Приходили письма от Тихона. Мы узнали, что русские добровольцы попали в Иностранный легион; унтер-офицеры грубы, называют добровольцев «метеками» (презрительная кличка иностранцев), говорят, что «метеки едят французский хлеб». (Как будто фронт в Шампани напоминал ресторан!)
История добровольцев, пошедших с флагами и песнями защищать Францию, трагична. Иностранный легион до войны состоял из разноплеменных преступников, которые меняли свое имя и, отбыв военную службу, становились полноправными гражданами. Легионеров отправляли обычно в колонии усмирять мятежников. Понятно, какие нравы царили в легионе. Русские (в большинстве политические эмигранты, евреи, покинувшие «черту оседлости» после погромов, студенты) настаивали, чтобы их зачислили в обыкновенные французские полки; никто их не хотел выслушать. Издевательства продолжались. 22 июня 1915 года добровольцы взбунтовались, избили нескольких особенно грубых унтер-офицеров. Военно-полевой суд приговорил девять русских к расстрелу. Военный атташе русского посольства А. А. Игнатьев, возмущенный несправедливостью, добился отмены приговора, но слишком поздно. Русские умерли с криком: «Да здравствует Франция!»
Об этом мне рассказал один из добровольцев, которого я встретил в «Ротонде» (он потерял на фронте ногу, и его освободили от дальнейшей службы). Признаюсь, впервые я подумал о военном враче, забраковавшем мое сердце, без обиды…
В Париже (хотя до Нуайона было всего девяносто километров) жизнь казалась крепко налаженной, Клемансо обличал Пуанкаре, Бриан, который был прекрасным оратором, произносил блистательные речи.
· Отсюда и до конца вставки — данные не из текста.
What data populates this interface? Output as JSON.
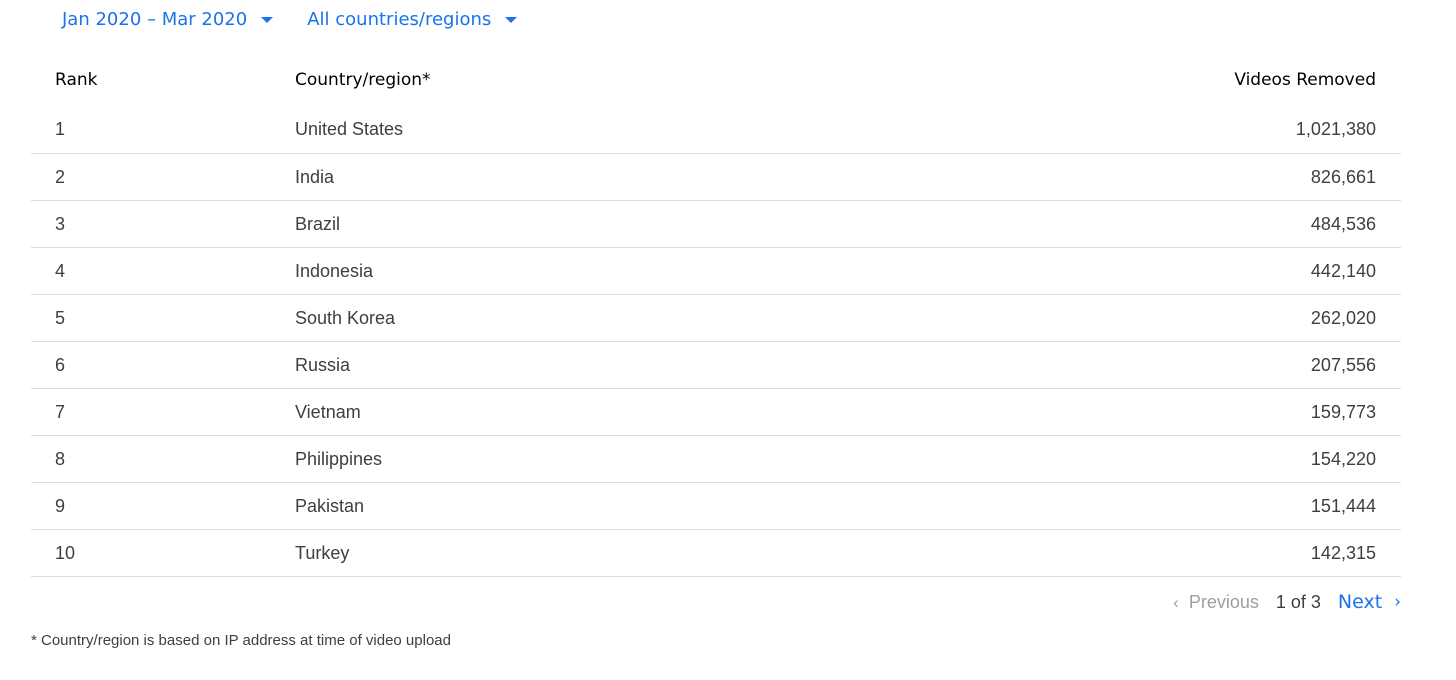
{
  "filters": {
    "date_range": "Jan 2020 – Mar 2020",
    "region": "All countries/regions"
  },
  "table": {
    "headers": {
      "rank": "Rank",
      "country": "Country/region*",
      "videos": "Videos Removed"
    },
    "rows": [
      {
        "rank": "1",
        "country": "United States",
        "videos": "1,021,380"
      },
      {
        "rank": "2",
        "country": "India",
        "videos": "826,661"
      },
      {
        "rank": "3",
        "country": "Brazil",
        "videos": "484,536"
      },
      {
        "rank": "4",
        "country": "Indonesia",
        "videos": "442,140"
      },
      {
        "rank": "5",
        "country": "South Korea",
        "videos": "262,020"
      },
      {
        "rank": "6",
        "country": "Russia",
        "videos": "207,556"
      },
      {
        "rank": "7",
        "country": "Vietnam",
        "videos": "159,773"
      },
      {
        "rank": "8",
        "country": "Philippines",
        "videos": "154,220"
      },
      {
        "rank": "9",
        "country": "Pakistan",
        "videos": "151,444"
      },
      {
        "rank": "10",
        "country": "Turkey",
        "videos": "142,315"
      }
    ]
  },
  "pagination": {
    "previous_label": "Previous",
    "page_status": "1 of 3",
    "next_label": "Next",
    "previous_icon": "chevron-left-icon",
    "next_icon": "chevron-right-icon"
  },
  "footnote": "* Country/region is based on IP address at time of video upload",
  "colors": {
    "accent": "#1a73e8",
    "disabled": "#9aa0a6",
    "divider": "#dadce0",
    "text": "#3c4043"
  }
}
Снова открылись театры; сначала ставили патриотические пьесы в пользу раненых солдат; потом перешли на обыкновенные комедии и мелодрамы. До войны дамы приглашали на «чай-танго». В начале войны начались «чай-вязание» — дамы собирались, чтобы посплетничать, и при этом вязали солдатские фуфайки. Кондитеры делали шоколадные конфеты в форме снарядов; ювелиры продавали брошки — золотые пушки; почтовая бумага для нежных цидулок была украшена трехцветными флагами.
Молоденькая жена владельца гостиницы, где я жил, начала пускать на час проституток с клиентами; смущенно улыбаясь (ей было двадцать лет), говорила: «Ничего не поделаешь — война…» Солдатам давали время от времени отпуск на шесть дней. Возле Восточного вокзала бродили тысячи проституток — ожидали отпускников. В газетах печатались объявления о каких-то чудодейственных панцирях, которые предохраняют солдат от пули. Озлобленные женщины искали «укрывающихся» в тылу; раз при мне человек, преследуемый двумя женщинами, которые не верили, что он инвалид, вынул из орбиты искусственный глаз. По тротуарам прыгали одноногие инвалиды. В кабаре пели куплеты о герое, который убил сто бошей и переспал с сотней красоток.
Мобилизованных художников отправили камуфлировать грузовые машины; оказалось, что для камуфляжа нужно разбивать плоскость, и по улицам шли грузовики, напоминавшие полотна кубистов.
Денег у меня не было; частные переводы из России не разрешались. Я работал ночью на товарной станции Монпарнас — помогал выгружать снаряды. (Там врачи не осматривали нанимающихся.) Рабочие вначале надо мной подтрунивали; я ходил в высокой шляпе, и они меня прозвали «шляпой» — впрочем, по-французски это не звучит обидно. Работали старики, больные; я с ними подружился; во время перерыва в полночь мы ели — это называлось «завтраком», и рассказывали смешные истории. Утром я шел в гостиницу и полдня спал, потом отправлялся в «Ротонду».